神社をめぐっていると、由緒書きや案内板に**「延喜式神名帳(えんぎしきじんみょうちょう)」**という言葉を目にすることがあると思います。
「式内社」や「式外社」といった言葉も、この延喜式神名帳に由来しています。
では、この「延喜式神名帳」とは一体何なのでしょうか?
今回はその歴史的背景や内容、そして神社めぐりを楽しむうえでのポイントをわかりやすく解説します。
◆ 延喜式神名帳とは?
延喜式神名帳とは、平安時代に編纂された法典『延喜式(えんぎしき)』の中に収められた、全国の神社一覧のことです。
- 編纂:延喜5年(905年)に開始
- 完成:延長5年(927年)
- 内容:律令制度に基づき、国家が祭祀を行う「官社(かんしゃ)」を記録
この神名帳には、**全国で2861座(3132社)**の神社が記載されています。
つまり、国家的に「正規の神社」として認められていた神々のリストといえるのです。
◆ 記載された神社の社格
延喜式神名帳に記載された神社は、後世に「式内社(しきないしゃ)」と呼ばれるようになります。

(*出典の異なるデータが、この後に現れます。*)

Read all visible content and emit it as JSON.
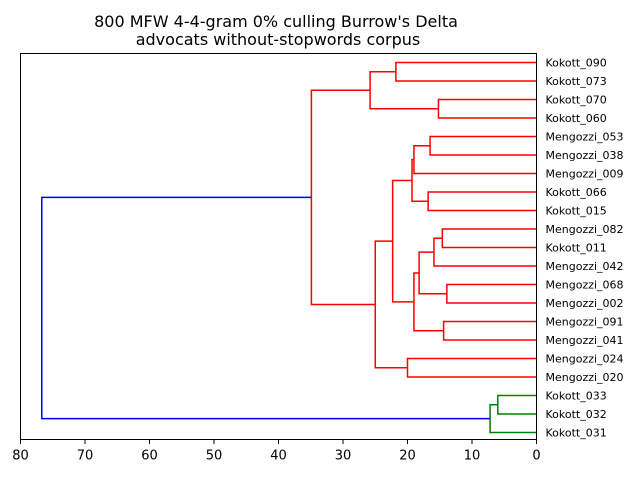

これに対して、記載されなかった神社は「式外社(しきげしゃ)」と呼ばれます。
さらに、式内社の中でも細かく分類がなされました。
- 官幣社(かんぺいしゃ)
中央(朝廷)が祭祀を行う神社。皇室にゆかりが深い。 - 国幣社(こくへいしゃ)
各国(地方)の国司が祭祀を行う神社。地域の守護神。 - 大社・小社
その中でも神社の格式や重要度に応じて「大」「小」に区分。
たとえば「官幣大社」「国幣小社」といった形で呼ばれます。
◆ 神社めぐりにおける「延喜式神名帳」
現在でも、延喜式神名帳に記載された神社を**「式内社」**と総称し、由緒ある古社として尊重する傾向があります。
- 社号標に「式内社」と刻まれている神社が多い
- 神社の由緒を知るときに「式内〇〇社」と表記されている
- 神社研究や歴史愛好家にとって重要な基準
特に、地方の神社を訪れると「この神社は延喜式に載っているのかどうか」が、その神社の歴史的価値を知る手がかりになります。
◆ 延喜式神名帳の魅力と楽しみ方
延喜式神名帳は単なる「古い神社リスト」ではなく、千年以上前の人々がどんな神を大切に祀っていたかを示す歴史資料でもあります。
神社めぐりの際には、
- 参拝する神社が「式内社」かどうかを確認する
- 近隣の「式内社」をまとめて訪ねてみる
- 「式外社」との違いを楽しむ
といった視点を持つと、参拝がさらに奥深い体験になるでしょう。
◆ まとめ
延喜式神名帳とは、
- 平安時代に国家が編纂した「公式の神社一覧」
- 記載された神社は「式内社」と呼ばれ、格式高い存在
- 現代の神社めぐりでも、神社の歴史や格を知る重要な手がかり
であることがわかります。
社号標に「延喜式内社」と刻まれた神社を見かけたら、それは千年以上前からの歴史を背負った古社である証。
ぜひ、その由緒を感じながら参拝してみてください。